SONDAS: Cuando imaginar un escenario cualquiera para el mundo resulta imprevisible, arriesgado, decidimos revisar la historia, asumiendo -quizás- que en algún punto de su relato algo transcendental se escapó a nuestra observación; burló nuestra consciencia. Mas tras un breve, pero atento examen de los acontecimientos pasados que al menos teóricamente habrían desembocado en este impasse actual en el que vivimos, volvemos -como si de una maldición se tratase- al punto inicial. Y en cierta forma hay algo de verdad en esa sospecha de que es en el relato histórico donde se encuentran las claves para entender tan confuso y perturbador presente.
En este sentido el artículo de Lukyanov es aleccionador, pues vuelve a repetir las mismas omisiones que desde 1945 acompañan a todos los análisis y estudios sobre los periodos que han conformado la historia de los últimos 80 años. Y como era de esperar, comienza su análisis mencionando los acuerdos de Yalta. Lo hace presuponiendo que tanto Roosevelt como Churchill y Stalin eran tres individuos neutros -en el sentido de una visión objetiva de los hechos- cuya misión era recomponer un mundo hecho pedazos, en el que se corrigieran las anomalías que se habrían ido produciendo a lo largo del devenir histórico y cuya última referencia podría ser el derrumbe de los remanentes imperiales: Imperio Otomano, Imperio Habsburgo, Imperio Ruso.
Sin embargo, lo que estos tres individuos tenían en mente era la construcción de un nuevo mundo sin pasado, sin tradiciones, sin diversidad. Eran tres asesinos, tres chacales, que tras devorar el alma de las naciones y momificarlas, mostraron al mundo un cadáver sonriente, bien maquillado. En esta ocasión la guerra no purificó la podredumbre de un mundo que se quedaba sin quibla, pues los vencedores, los que firmaron los acuerdos de Yalta, conformaban el Eje del Mal y por lo tanto el nuevo orden que se estaba componiendo solo podía traer destrucción bajo la apariencia de una nueva y luminosa arquitectura -cemento, asfalto, rascacielos… colmenas; una arquitectura tan muerta como los individuos que la iban a poblar, como las naciones que habían sucumbido a los espejismos que proyectaba Occidente, que proyectaba el Eje del Mal. ¿Cómo, entonces, se sorprende Lukyanov que aquellos acuerdos, ratificados -de alguna manera- 30 años más tarde en los de Helsinki, no lograsen sostener un robusto, en apariencia, orden mundial surgido de la descomposición de 100 millones de muertos?
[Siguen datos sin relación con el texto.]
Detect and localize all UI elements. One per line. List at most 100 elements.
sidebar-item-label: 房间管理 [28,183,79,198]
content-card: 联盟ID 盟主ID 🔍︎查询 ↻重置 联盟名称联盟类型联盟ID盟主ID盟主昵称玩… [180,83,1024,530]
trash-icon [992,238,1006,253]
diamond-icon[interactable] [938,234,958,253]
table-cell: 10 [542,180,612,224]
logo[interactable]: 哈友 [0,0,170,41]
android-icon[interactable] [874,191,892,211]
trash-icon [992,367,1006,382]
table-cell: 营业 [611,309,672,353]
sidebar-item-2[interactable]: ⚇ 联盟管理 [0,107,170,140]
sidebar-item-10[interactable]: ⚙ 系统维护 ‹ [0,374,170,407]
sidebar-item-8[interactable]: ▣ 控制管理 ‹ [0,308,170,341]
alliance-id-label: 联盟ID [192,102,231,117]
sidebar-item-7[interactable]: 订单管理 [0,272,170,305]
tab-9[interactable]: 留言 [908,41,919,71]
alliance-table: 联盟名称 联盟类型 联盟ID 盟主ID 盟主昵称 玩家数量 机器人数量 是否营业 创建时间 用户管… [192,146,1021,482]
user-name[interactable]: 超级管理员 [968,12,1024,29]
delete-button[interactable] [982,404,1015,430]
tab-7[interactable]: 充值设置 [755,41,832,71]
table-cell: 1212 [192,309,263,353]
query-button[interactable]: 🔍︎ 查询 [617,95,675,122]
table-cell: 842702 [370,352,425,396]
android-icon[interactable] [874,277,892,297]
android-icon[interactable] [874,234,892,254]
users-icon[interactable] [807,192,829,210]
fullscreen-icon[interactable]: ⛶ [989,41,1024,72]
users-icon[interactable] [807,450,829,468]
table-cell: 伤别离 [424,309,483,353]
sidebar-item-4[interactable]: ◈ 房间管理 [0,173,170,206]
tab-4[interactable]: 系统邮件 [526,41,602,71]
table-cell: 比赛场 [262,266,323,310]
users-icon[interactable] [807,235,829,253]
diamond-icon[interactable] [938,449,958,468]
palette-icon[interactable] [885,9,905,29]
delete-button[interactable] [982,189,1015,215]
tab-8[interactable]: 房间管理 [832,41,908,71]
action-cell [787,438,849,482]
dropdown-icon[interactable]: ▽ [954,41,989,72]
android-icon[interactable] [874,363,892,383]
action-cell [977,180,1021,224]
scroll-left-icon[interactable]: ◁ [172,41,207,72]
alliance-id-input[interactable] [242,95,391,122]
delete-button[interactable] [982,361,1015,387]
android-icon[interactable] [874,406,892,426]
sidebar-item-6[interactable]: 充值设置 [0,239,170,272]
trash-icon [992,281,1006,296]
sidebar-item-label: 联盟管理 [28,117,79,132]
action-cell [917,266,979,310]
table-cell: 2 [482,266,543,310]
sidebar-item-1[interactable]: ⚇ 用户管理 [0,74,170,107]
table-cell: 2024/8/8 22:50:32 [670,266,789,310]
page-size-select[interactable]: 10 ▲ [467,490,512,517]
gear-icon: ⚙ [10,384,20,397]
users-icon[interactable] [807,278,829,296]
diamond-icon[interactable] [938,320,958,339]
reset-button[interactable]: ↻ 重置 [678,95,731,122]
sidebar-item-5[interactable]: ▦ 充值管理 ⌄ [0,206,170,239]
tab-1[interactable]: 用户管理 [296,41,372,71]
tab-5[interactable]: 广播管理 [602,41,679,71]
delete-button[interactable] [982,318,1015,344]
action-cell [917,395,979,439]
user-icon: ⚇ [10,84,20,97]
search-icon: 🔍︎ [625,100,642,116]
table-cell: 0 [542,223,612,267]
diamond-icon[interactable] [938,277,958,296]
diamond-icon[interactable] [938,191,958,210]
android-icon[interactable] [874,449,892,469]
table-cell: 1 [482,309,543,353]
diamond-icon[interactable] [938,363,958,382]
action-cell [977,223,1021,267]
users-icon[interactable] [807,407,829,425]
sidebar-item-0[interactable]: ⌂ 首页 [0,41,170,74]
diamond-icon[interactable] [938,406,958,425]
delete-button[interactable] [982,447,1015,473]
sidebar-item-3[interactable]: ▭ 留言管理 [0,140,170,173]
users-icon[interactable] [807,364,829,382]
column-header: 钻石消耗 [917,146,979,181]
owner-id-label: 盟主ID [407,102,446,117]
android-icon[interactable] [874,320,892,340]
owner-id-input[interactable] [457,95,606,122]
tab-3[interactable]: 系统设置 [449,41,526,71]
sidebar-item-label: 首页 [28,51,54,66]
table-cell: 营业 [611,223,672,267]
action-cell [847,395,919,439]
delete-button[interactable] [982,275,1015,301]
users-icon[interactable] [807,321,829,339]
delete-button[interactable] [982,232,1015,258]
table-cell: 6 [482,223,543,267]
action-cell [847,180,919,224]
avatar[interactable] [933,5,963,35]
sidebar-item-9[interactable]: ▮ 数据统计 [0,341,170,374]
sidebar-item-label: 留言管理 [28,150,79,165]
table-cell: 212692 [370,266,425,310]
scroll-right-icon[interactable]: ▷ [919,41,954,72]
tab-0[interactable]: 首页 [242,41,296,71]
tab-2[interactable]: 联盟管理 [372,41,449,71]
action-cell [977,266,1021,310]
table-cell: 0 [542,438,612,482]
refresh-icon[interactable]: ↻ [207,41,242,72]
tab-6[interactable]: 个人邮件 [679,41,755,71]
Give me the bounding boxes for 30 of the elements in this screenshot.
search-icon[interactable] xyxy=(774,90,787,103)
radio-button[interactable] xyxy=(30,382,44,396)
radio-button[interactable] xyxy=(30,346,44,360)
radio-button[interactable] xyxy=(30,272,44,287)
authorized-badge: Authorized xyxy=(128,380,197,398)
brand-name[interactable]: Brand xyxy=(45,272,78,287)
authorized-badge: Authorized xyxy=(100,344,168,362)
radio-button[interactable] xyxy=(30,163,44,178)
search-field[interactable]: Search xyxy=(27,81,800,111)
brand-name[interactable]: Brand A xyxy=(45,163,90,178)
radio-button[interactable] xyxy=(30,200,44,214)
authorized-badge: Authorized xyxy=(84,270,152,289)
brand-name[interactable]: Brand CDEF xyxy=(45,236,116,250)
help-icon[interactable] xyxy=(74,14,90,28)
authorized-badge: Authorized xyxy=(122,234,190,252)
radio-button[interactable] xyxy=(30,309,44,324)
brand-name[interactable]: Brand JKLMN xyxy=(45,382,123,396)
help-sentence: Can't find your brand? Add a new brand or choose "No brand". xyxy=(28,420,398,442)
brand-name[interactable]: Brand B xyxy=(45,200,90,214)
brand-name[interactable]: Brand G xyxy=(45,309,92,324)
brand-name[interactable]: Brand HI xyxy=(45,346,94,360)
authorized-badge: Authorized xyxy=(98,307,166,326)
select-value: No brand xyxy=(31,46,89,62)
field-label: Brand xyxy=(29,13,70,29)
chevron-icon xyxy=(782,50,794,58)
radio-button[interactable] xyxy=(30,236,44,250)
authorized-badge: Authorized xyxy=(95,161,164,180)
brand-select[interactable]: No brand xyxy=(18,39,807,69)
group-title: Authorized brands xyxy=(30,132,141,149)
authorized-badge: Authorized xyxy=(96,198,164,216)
El mundo ha cambiado fundamentalmente y la dinámica actual hace improbable que se pueda alcanzar un acuerdo similar (al de Yalta).
Más que improbable, habría que decir que resulta imposible establecer acuerdos que puedan recomponer el viejo orden mundial, pues los actores son los mismos y el resto de las naciones se han ido sumando a uno u otro de los firmantes de Yalta. Tras 80 años de hegemonía, de poder absoluto, el Mal ha extendido sus ramas y sus raíces hasta alambrar Cielos y Tierra. Y ahora esos malvados, esos líderes del Mal, sus descendientes, vuelven a sentarse una y otra vez con el objetivo desesperado de salvar a un mundo que, de colapsar, les aplastaría también a ellos. Mas lo único que sale de esas reuniones alrededor de una larga mes en cuyo centro siempre hay un candelabro de siete brazos, es más destrucción, más corrupción, más degradación. Y ésta a modo de reflexión nos lleva a entender que para apuntalar este mundo nuestro de hoy que se tambalea, hacen falta nuevos actores.
Sin embargo, algo tendrá que cambiar en el actual estado de cosas, pues no vemos a ninguno de ellos sentado en la mesa de negociaciones discutiendo sobre los nuevos acuerdos que puedan propiciar un nuevo orden mundial basado en el Bien. Y no los veremos como protagonistas hasta que no se impongan por la fuerza de las armas. Han sido derrotados muchas veces a lo largo de la historia, mas solo como presagio de su próxima victoria.